Most ED Docs, Nurses Doubtful About Suicide Preventability
Most do not question patients' access to firearms, unless suicide plan involves a gun
FRIDAY, April 12 (HealthDay News) -- Less than half of emergency department (ED) physicians and nurses believe that most or all suicides are preventable, and most do not assess suicidal patients for firearm access unless the patient has a suicide plan involving a firearm, according to a study published online March 14 in Depression and Anxiety.
Marian E. Betz, M.D., M.P.H., from the University of Colorado School of Medicine in Denver, and colleagues surveyed 631 physicians and nurses at eight EDs regarding beliefs and behaviors relating to preventing suicide by reducing access to lethal methods (means restrictions).

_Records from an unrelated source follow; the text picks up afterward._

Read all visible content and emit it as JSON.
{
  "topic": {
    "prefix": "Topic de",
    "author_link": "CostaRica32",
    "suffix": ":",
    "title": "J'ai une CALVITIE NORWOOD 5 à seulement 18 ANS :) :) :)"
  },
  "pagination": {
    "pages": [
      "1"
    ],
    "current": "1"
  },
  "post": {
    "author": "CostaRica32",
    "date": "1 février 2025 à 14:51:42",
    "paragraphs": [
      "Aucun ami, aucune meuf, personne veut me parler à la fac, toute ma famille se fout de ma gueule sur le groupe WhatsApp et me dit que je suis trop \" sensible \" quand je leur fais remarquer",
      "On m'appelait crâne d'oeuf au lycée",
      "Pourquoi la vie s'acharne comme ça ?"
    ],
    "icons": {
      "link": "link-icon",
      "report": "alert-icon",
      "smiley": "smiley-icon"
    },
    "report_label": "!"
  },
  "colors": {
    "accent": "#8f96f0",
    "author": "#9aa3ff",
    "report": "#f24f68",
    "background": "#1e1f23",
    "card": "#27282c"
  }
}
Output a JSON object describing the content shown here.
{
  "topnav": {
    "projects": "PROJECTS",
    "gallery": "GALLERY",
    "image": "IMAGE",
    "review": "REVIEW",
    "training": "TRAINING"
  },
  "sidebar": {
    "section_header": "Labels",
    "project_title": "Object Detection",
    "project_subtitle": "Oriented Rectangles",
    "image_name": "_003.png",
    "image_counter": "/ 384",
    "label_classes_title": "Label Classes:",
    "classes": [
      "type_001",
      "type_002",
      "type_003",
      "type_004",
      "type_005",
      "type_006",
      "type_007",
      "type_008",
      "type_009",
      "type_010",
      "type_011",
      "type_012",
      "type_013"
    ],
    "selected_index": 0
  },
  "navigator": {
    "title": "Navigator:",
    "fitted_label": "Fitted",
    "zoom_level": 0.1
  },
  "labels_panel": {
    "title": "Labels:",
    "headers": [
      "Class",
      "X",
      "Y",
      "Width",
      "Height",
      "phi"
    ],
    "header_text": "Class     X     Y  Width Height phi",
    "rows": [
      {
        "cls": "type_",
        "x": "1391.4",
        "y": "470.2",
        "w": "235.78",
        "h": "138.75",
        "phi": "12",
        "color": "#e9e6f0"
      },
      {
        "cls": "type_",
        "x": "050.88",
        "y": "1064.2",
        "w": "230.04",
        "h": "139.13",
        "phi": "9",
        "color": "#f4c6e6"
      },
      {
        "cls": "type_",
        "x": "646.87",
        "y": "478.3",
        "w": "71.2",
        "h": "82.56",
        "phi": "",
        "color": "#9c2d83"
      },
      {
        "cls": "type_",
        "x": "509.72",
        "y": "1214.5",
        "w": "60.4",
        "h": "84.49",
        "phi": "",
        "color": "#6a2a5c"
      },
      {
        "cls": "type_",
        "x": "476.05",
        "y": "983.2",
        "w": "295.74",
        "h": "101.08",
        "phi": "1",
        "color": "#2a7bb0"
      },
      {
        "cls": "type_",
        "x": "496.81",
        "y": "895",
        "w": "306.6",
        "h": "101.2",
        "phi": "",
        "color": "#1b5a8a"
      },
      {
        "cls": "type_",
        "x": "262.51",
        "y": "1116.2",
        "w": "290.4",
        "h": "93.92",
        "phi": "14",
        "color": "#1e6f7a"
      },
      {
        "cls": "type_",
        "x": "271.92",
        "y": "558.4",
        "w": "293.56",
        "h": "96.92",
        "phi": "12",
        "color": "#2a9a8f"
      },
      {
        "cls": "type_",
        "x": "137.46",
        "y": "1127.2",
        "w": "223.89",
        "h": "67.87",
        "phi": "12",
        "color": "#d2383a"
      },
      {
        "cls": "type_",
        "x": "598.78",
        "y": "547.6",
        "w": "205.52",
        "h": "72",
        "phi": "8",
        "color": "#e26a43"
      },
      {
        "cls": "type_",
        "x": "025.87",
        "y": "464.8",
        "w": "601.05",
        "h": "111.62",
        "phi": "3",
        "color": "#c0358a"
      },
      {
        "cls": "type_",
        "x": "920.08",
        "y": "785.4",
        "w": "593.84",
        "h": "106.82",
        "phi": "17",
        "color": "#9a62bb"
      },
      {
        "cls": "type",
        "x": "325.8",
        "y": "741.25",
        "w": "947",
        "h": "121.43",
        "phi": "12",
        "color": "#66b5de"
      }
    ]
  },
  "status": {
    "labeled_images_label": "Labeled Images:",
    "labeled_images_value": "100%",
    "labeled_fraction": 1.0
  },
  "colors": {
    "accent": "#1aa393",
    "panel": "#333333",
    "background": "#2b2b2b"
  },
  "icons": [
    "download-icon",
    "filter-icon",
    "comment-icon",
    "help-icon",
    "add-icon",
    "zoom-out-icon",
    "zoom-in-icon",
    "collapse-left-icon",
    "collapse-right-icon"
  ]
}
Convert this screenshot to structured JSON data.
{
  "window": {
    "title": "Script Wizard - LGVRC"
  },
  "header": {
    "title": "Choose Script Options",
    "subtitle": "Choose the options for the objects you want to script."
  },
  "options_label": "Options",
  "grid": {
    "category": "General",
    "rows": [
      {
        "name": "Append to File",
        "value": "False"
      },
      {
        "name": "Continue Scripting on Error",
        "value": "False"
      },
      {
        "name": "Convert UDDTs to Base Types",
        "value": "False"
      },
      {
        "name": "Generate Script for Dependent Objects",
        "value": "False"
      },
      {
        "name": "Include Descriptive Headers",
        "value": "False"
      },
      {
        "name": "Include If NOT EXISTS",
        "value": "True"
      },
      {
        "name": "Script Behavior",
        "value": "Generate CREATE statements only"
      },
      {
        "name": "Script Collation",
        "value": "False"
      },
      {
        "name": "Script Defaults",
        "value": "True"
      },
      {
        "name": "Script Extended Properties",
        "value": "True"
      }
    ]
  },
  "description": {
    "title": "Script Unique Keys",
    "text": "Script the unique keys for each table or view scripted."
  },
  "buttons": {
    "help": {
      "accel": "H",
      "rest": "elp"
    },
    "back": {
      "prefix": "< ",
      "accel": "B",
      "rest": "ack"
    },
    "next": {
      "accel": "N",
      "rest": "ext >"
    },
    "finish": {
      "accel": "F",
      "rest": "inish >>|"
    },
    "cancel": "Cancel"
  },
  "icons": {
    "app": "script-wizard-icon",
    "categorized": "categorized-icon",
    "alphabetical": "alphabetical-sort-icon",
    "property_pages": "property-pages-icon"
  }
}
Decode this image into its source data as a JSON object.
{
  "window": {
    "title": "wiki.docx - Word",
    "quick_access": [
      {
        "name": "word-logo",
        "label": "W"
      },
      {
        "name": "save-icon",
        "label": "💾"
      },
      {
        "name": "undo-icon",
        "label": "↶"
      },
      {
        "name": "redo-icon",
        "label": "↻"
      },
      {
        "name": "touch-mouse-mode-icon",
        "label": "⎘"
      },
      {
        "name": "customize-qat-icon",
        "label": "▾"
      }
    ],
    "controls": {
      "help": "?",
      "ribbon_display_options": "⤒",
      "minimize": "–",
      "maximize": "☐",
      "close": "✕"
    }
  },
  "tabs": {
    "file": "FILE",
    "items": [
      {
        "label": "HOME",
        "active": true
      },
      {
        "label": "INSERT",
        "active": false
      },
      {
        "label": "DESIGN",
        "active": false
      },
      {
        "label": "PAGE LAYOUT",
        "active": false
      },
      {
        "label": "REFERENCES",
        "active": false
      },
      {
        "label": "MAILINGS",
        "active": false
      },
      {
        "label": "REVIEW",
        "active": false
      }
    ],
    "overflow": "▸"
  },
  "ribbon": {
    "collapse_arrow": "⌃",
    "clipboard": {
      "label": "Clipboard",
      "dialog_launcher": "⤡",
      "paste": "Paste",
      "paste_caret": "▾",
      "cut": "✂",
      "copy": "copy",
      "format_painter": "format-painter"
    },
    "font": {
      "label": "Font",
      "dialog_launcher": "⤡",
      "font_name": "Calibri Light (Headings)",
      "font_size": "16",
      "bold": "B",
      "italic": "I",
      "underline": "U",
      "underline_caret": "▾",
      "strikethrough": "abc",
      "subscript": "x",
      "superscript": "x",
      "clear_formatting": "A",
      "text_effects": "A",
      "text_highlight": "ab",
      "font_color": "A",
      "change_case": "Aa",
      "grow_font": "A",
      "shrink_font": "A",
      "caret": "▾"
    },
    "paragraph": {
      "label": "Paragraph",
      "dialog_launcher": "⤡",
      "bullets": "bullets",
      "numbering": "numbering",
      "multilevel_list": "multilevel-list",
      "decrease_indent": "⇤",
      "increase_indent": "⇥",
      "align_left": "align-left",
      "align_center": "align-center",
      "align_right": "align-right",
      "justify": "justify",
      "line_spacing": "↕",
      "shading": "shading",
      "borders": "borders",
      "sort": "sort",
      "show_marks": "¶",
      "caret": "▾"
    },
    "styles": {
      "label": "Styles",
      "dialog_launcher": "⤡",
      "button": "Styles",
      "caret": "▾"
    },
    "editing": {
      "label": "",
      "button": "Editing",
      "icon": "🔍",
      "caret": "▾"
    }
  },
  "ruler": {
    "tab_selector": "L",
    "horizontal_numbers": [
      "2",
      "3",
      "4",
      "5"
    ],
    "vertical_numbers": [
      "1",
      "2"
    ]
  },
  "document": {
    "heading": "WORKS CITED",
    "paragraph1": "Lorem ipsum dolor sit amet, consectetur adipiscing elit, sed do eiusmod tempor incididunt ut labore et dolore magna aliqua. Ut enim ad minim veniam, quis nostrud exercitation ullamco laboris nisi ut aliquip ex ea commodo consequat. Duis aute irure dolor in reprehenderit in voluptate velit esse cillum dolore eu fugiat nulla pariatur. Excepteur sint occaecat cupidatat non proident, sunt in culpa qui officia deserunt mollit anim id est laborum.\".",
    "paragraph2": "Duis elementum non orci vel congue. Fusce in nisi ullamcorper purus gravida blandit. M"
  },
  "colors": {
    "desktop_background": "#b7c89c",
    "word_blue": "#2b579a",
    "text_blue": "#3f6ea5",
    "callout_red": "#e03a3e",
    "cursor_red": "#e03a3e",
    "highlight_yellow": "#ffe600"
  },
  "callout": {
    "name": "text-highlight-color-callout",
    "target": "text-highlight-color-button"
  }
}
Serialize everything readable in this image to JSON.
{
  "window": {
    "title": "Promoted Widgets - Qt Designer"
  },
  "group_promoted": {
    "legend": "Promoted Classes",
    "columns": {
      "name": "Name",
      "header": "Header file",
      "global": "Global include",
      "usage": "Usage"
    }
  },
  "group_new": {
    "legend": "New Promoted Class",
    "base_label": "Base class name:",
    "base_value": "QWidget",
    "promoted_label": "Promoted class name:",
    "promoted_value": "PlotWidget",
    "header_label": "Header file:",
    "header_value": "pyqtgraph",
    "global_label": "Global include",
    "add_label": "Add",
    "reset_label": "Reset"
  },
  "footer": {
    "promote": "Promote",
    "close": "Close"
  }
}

The researchers found that fewer than half of the respondents thought that most or all suicides could be prevented. Significantly more nurses than physicians thought that, if firearms were unavailable, most or all firearm decedents would have died by another method (67 versus 44 percent). Across five patient scenarios, there was variation in the proportion of providers who reported that they almost always asked suicidal patients about access to firearms, ranging from 64 percent for those who were suicidal with a firearm suicide plan to 9 percent for those who had overdosed but were no longer suicidal. Across all five scenarios, physicians were more likely than nurses to almost always or often ask about access to firearms, as were older providers, and those providers who felt that their provider type was responsible for assessing access to firearms.
"These findings suggest the need for targeted staff education concerning means restriction for suicide prevention," the authors write.